Padre João Gonçalves. Foto © Corrreio do Vouga
Confesso que me sinto desconfortável a escrever esta prosa. Pensava fazê-lo mais tarde, quando estivesse mais liberto da emoção que me causou a morte do padre João Gonçalves, coordenador nacional da Pastoral Prisional católica. Mas, pensando melhor, decidi fazê-lo já, porque, em muitas circunstâncias, penso que é bom fazer brotar tudo o que nos grita a alma. Assim, somos nós próprios.
A morte é mais que uma etapa da vida. Acredito que é a “porta maior” das muitas portas que, ao longo da existência humana se abrem, como outras se fecham. Abre-se para se entrar num espaço infinito onde habita o AMOR sublime. Ninguém escapa passar por esta porta. A Natureza, com as suas limitações e finitudes, encarrega-se de não fazer distinções. Mas há pessoas que não deveriam ultrapassar os seus umbrais tão cedo como acontece. Reconheço e aceito que, para familiares e amigos, seja qual for a idade do seu ente querido, a morte chega sempre cedo. Mas há gente que deveria permanecer mais tempo entre nós. Todos os que acrescentam mais vida à vida. Felizmente existe muita gente, de credos diferentes, de ideologias contrárias ou sem nenhuma destas condições, que se tornam semeadores de “amizade social”[1] – para usar este novo conceito criado pelo Papa Francisco – que, elevada à potência máxima, se torna naquilo que os crentes chamam “reino de Deus”.
O padre João, “batizado” por Inês Leitão[2] como o “padre das prisões portuguesas”, foi, sobretudo, um defensor dos direitos humanos, tendo em conta a sua vasta experiência pastoral na área social, em alguns dos seus vetores de intervenção. Mas foi, de facto, a humanização do nosso sistema prisional o eixo preferencial da sua missão como homem-cristão-sacerdote-católico.
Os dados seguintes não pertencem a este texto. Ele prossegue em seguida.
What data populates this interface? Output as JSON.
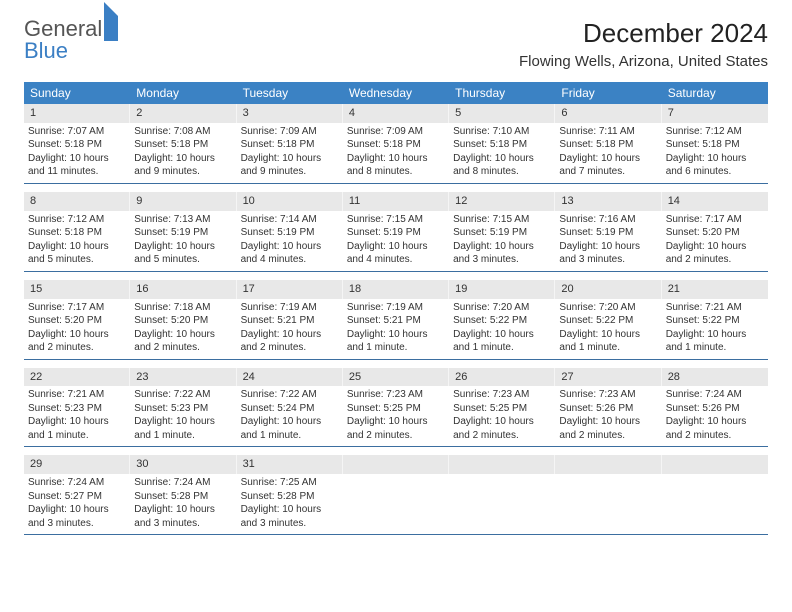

Propositadamente, refiro-me ao sistema prisional como um todo, pois sempre percebi que, embora as suas principais preocupações se centrassem na pessoa reclusa, não descuidava as atenções devidas a todos os/as servidores/as das cadeias, desde os guardas aos mais altos responsáveis. Era um homem de diálogo paciente. Muitas vezes o deixou transparecer, tanto nas relações com as entidades eclesiais, como com as governativas. Manteve, até ao fim, o sonho de que cada Diocese tivesse o seu serviço de coordenação diocesana da Pastoral Penitenciária e que em cada paróquia houvesse um pequenino núcleo desta pastoral, porque segundo dizia: “Devem ser poucas as paróquias que não tenham, pelo menos, alguns paroquianos familiares e amigos de reclusas e reclusos”.
Partilhou muitas das limitações da sua ação como coordenador nacional deste setor da ação pastoral. Sofria pelo quase generalizado alheamento, não na retórica, mas na prática, em que a Igreja em Portugal vivia, relativamente ao acompanhamento e reinserção das pessoas reclusas e ao apoio social necessário a muitas das suas famílias. Sempre que o ouvi expressar este tipo de preocupações o fazia com serenidade. Aliás, nunca vi o padre João Gonçalves maldisposto. Respirava alegria e bom humor. Isso fazia dele um excelente comunicador.
Na partilha das suas experiências sempre intuí que, nas visitas, sobretudo ao Estabelecimento Prisional de Aveiro, se preocupava com que os presos vivessem a privação da liberdade sem beliscar a dignidade de cada um, ajudando-os a recomeçar a vida quando terminassem o cumprimento das penas. Todavia, não era só a liberdade que o preocupava. Era muito mais que isso. Procurava que estes seus irmãos e irmãs compreendessem que a libertação é mais importante que a liberdade das amarras de um território delimitado por grades.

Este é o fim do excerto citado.